When all this first happened and for the entire 5 months, friends leaped to my assistance. I had more visitors than I knew what to do with. 🙂 I felt loved. Now that things are going back to my version of normal with Lupus, I fear being left and yet I know the fear is unfounded. My friends love me and I know it, and I know that they were there for me before all this happened. But there's this fear that all the love and attention is going to stop, and I'll fade right into the background and be forgotten. I like the feeling of being loved. It's not entirely new but its new enough that with a taste of it I don't want to let it go.
My heart is broken by grief associated with losing a part of me. It's a big deal. Even though I'll walk again there is a huge deficit felt. It's what it must feel like to go to war and come back without part of yourself. I've fought wars all my life.

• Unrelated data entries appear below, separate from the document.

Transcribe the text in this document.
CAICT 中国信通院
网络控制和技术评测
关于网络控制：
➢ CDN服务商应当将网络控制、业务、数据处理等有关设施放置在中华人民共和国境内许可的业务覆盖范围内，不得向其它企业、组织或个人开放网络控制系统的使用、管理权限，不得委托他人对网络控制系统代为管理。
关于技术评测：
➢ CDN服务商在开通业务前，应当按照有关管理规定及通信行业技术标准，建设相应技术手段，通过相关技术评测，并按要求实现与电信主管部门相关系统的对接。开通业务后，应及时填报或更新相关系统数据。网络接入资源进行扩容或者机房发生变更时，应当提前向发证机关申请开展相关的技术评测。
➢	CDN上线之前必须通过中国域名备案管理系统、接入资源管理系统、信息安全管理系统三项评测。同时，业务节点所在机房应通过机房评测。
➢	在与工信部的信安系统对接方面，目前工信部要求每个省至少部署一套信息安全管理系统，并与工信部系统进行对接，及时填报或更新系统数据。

It's going to take a while to settle my heart concerning recent events. It's going to take a while to feel like I can breathe. Right now I'm so close to the events that I'm waiting for the other shoe to fall. I'm waiting for blood work to come back and say I've got to go inpatient. I'm waiting for my legs to go numb, for my leg to swell and show I have another blood clot. I'm waiting to hear the words, "We've done what we can do." There's still fear that it's going to happen again. Lupus is a ticking time bomb!
I know I'll move on. I know I'll heal emotionally, but I have many fears right now, fears I can't deal with alone. Physically my friends have my back. They were on it but now we move into what they can not see. I just hope they don't forget to look past skin deep.